Decarbonization is also growing as a factor in fund-raising. Around a third (52% in Europe) of limited partners (LPs) have set net-zero commitments that affect investment decisions, according to a recent study conducted by Bain & Company and the Institutional Limited Partners Association. This suggests that the net-zero movement among LPs is only gaining momentum.
Yet while a growing number of individual firms, particularly in Europe, are developing decarbonization strategies, the industry as a whole has not made broad commitments to limiting carbon emissions. It’s true that roughly 160 PE firms with approximately $2 trillion in assets under management (AUM) now participate in the industry’s Initiative Climat International (iCI), up from 90 in 2021. But participation in iCI does not equate to specific goals or commitments. Private equity firms, meanwhile, have largely eschewed the $130 trillion Glasgow Financial Alliance for Net Zero, citing concerns that they won’t be able to live up to carbon-reduction promises.
What’s standing in the way of broader commitment?
There’s no doubt that some segment of the private equity universe simply doesn’t believe that reducing greenhouse gases is necessary. Another group remains unconvinced that decarbonization is compatible with strong investor returns. In our experience, however, many would like to adopt a decarbonization agenda. What holds them back is a set of structural impediments that create a mismatch between carbon transition frameworks and the private equity business model.
PE firms are adept at driving change within their portfolio companies, but they need time and space to do so. While that involves the learning and capability building required of any large organization, private equity firms face the unique challenge of forging a path to decarbonization for each company in a constantly changing portfolio. Firms need to develop repeatable models for mobilizing management teams and for working through data limitations, regulatory variances, and resource issues across industries and geographies.
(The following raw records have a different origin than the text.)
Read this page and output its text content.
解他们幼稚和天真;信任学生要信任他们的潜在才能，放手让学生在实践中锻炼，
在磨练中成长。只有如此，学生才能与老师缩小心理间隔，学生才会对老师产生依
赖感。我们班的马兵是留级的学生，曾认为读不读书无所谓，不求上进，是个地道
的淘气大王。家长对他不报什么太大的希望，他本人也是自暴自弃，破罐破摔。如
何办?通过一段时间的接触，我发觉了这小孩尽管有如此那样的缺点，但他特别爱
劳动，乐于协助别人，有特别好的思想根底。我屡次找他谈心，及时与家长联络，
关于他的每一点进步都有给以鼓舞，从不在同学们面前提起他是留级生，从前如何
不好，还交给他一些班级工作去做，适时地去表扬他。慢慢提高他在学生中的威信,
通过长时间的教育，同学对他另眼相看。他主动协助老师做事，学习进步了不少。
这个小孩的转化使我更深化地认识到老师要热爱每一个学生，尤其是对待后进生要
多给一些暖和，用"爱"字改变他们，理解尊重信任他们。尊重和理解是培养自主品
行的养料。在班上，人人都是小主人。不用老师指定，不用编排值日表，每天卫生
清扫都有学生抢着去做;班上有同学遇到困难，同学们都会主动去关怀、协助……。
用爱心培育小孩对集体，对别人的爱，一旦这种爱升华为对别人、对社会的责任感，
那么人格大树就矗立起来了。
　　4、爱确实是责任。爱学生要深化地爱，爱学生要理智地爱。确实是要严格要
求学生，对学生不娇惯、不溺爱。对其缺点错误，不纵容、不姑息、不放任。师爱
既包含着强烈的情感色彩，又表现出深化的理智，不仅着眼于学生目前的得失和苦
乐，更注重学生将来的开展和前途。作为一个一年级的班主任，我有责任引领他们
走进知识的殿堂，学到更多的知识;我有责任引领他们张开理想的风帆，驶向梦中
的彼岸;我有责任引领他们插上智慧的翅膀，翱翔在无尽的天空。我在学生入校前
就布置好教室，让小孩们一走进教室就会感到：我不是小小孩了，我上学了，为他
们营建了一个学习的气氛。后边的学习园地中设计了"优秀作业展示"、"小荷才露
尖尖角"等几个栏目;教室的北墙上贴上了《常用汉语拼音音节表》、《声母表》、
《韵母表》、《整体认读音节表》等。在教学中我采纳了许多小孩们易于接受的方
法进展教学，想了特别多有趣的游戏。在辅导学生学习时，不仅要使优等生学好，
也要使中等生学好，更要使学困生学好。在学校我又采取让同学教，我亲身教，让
Forward-thinking GPs see that there’s real business risk in not gearing up to help portfolio companies participate in the energy transition and reduce carbon emissions.
Another issue is the PE model of buying and selling companies every three to five years, which can complicate compliance with carbon-reduction commitments. Goals have often been set at the fund level, calling on firms to produce steady improvement toward emission targets year to year across the entire fund. But for general partners (GPs) with a revolving set of portfolio companies, this means the fund could actually be penalized for cleaning up a company, selling it, and taking on another cleanup project. That can have the unintended consequence of discouraging firms from using their value-creation skills to reduce emissions.
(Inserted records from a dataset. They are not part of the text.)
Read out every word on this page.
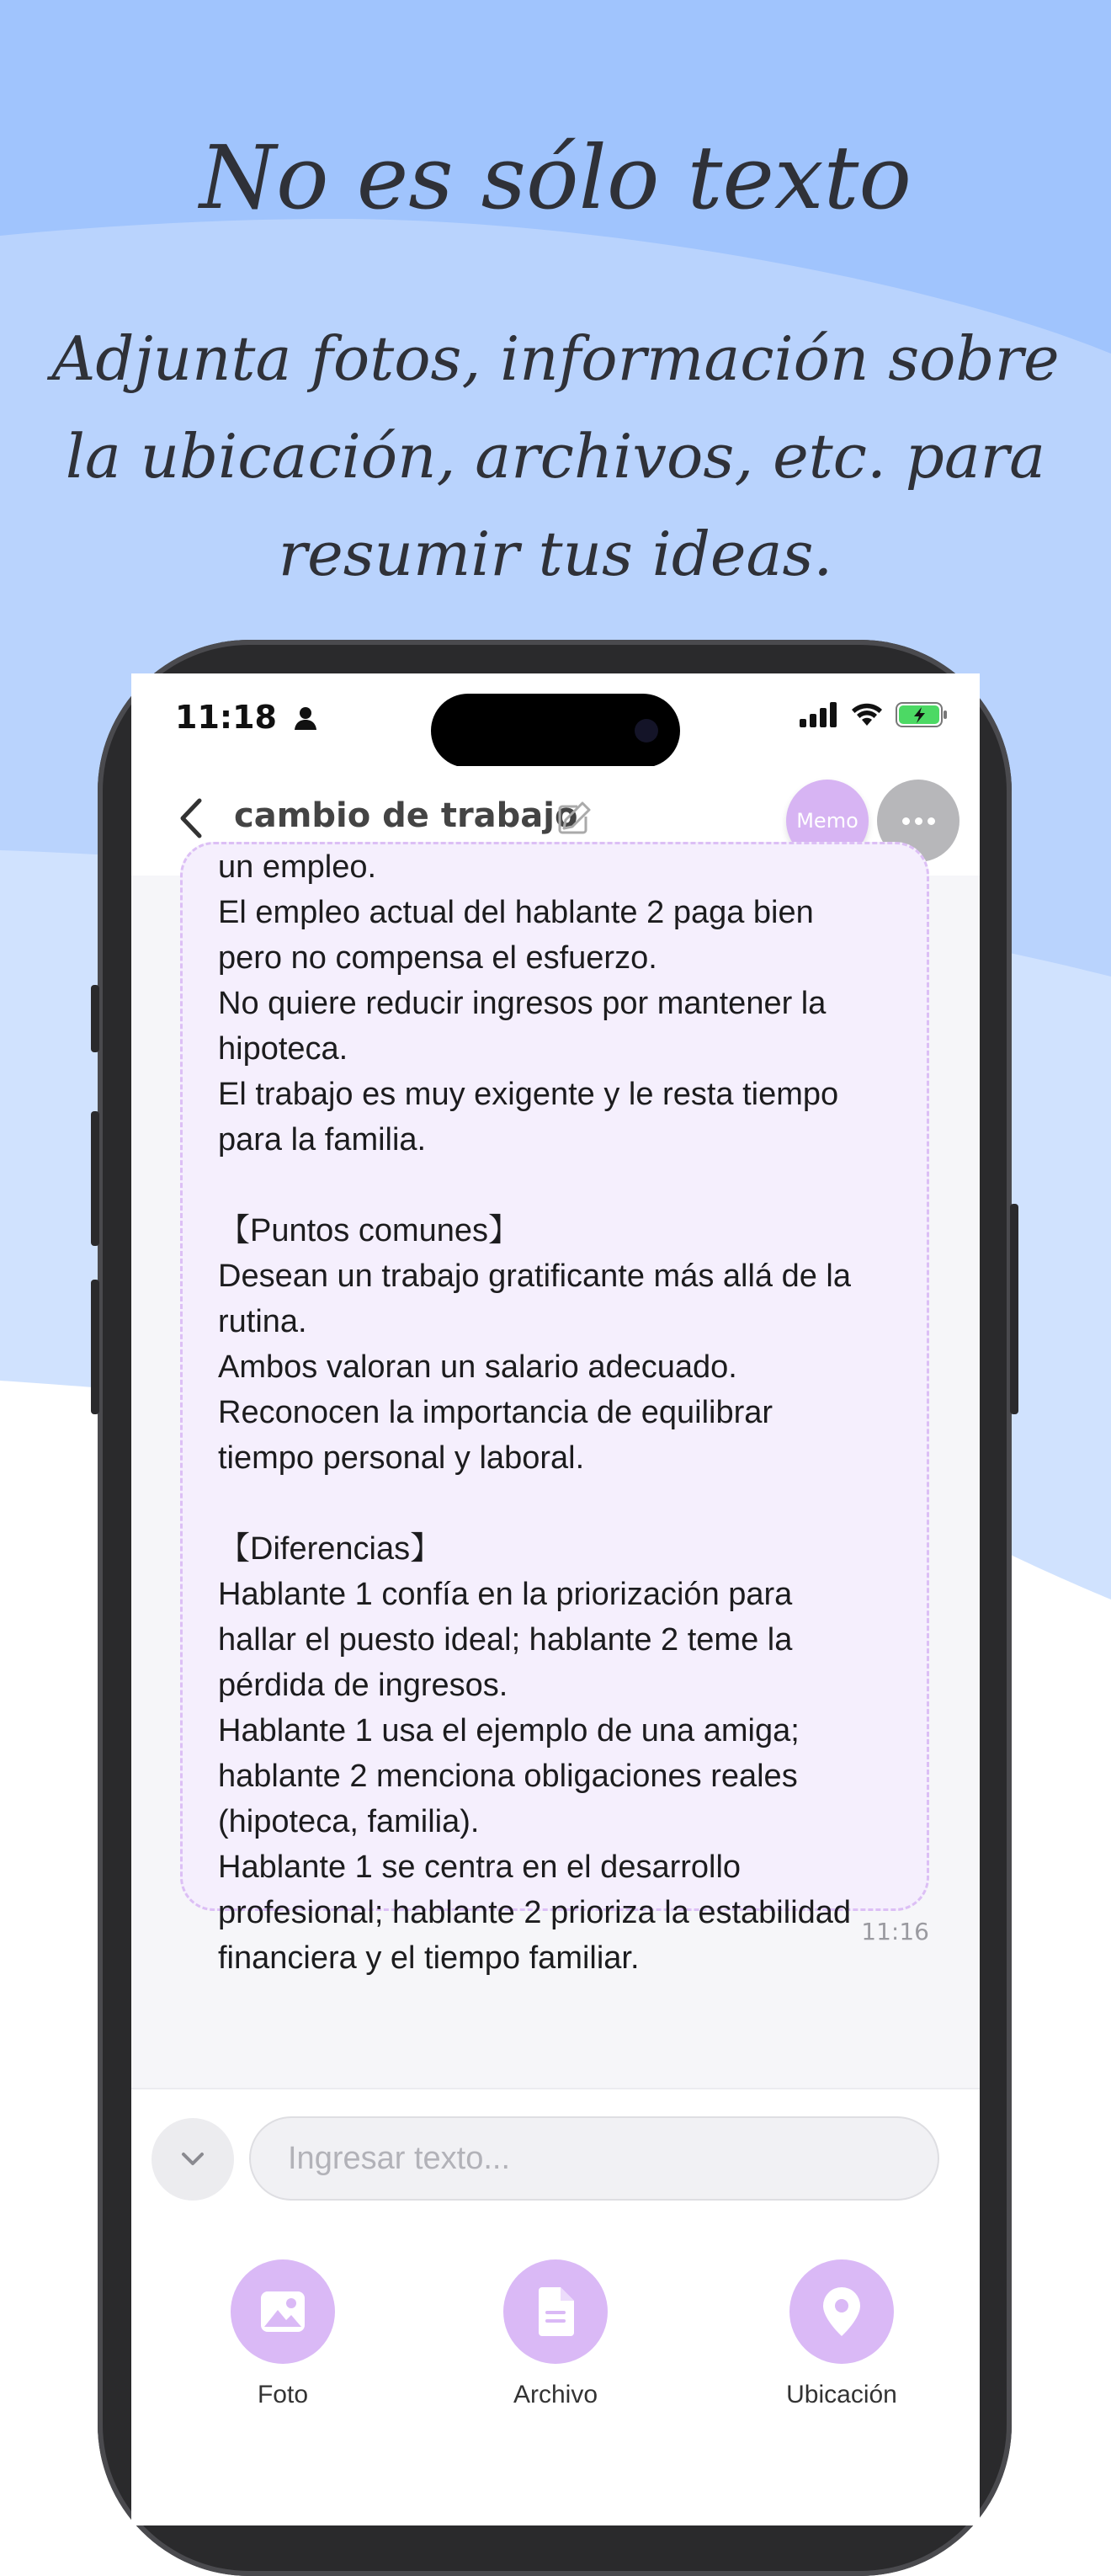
No es sólo texto
Adjunta fotos, información sobre la ubicación, archivos, etc. para resumir tus ideas.
11:18
cambio de trabajo	Memo
un empleo.
El empleo actual del hablante 2 paga bien
pero no compensa el esfuerzo.
No quiere reducir ingresos por mantener la
hipoteca.
El trabajo es muy exigente y le resta tiempo
para la familia.
【Puntos comunes】
Desean un trabajo gratificante más allá de la
rutina.
Ambos valoran un salario adecuado.
Reconocen la importancia de equilibrar
tiempo personal y laboral.
【Diferencias】
Hablante 1 confía en la priorización para
hallar el puesto ideal; hablante 2 teme la
pérdida de ingresos.
Hablante 1 usa el ejemplo de una amiga;
hablante 2 menciona obligaciones reales
(hipoteca, familia).
Hablante 1 se centra en el desarrollo
profesional; hablante 2 prioriza la estabilidad
financiera y el tiempo familiar.
11:16
Ingresar texto...
Foto	Archivo	Ubicación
Regulatory guidance can also be a challenge. Emerging taxonomies seek to define clear, practical parameters for what can and cannot be considered sustainable, or “green.” But for various reasons, those definitions have tended to create uncertainty around whether businesses and investments will be deemed green enough. This can cloud the decision to take on a high-emitting asset and transition it to a cleaner future. In some cases, it may even have dissuaded uncertainty-averse PE firms from investing in certain companies or whole industries that might not tick the right boxes.
GPs, LPs, regulators, and industry bodies are working hard to find solutions to these complex issues, including potentially reshaping taxonomies to more effectively incentivize the reduction of carbon emissions in a changing economy. Ultimately, accelerating decarbonization in the private equity industry will require an intentional, collaborative approach among all participants. GPs need to buy into the decarbonization imperative so they can develop strategies and capabilities to reduce emissions at both the firm level and the portfolio company level. LPs need to assert themselves as a catalyst for change by doubling down on efforts to link decarbonization to fund mandates and investment decisions while pressing GPs for measurable results. Regulators and industry bodies must continue to create spaces for a proactive dialogue and mutually beneficial alignment within the industry.
All of this will take time. But the evidence suggests that, over the long term, the decarbonization imperative is not going away. Forward-thinking GPs recognize this and see that there’s real business risk in not gearing up to help portfolio companies participate in the energy transition and reduce carbon emissions. They are mobilizing now to turn uncertainty into an opportunity, much as industry leaders have done during other periods of economic or technological upheaval.
These firms are kick-starting their decarbonization strategies by taking several practical steps at the firm and the portfolio company levels to show quick, meaningful progress.
Ultimately, of course, decarbonization will only accelerate when PE firms see it as an enabler of growth and a mitigator of risk—not a new cost of doing business. While this is difficult to measure with the kinds of metrics PE firms live by, we now have repeated and consistent examples of how decarbonization has driven positive economic results. Depending on the sector, there are opportunities to gain share, to reduce opex and capex, to lower the cost of capital, and to win the war for talent. These benefits are real and produce win-win outcomes for LPs, GPs, and, critically, the world at large.
Over time, the industry has clearly demonstrated what can be accomplished with its core value-creation formula. In 2000, private equity did a little more than $120 billion in deals globally and PE firms owned 3,000 companies. By last year, those numbers had rocketed to $1.2 trillion worth of deals and 23,000 owned companies globally. Focusing the industry’s size, energy, and ingenuity on the decarbonization problem promises to both accelerate the energy transition and create value in bold new ways. For private equity, the opportunity is there for the taking.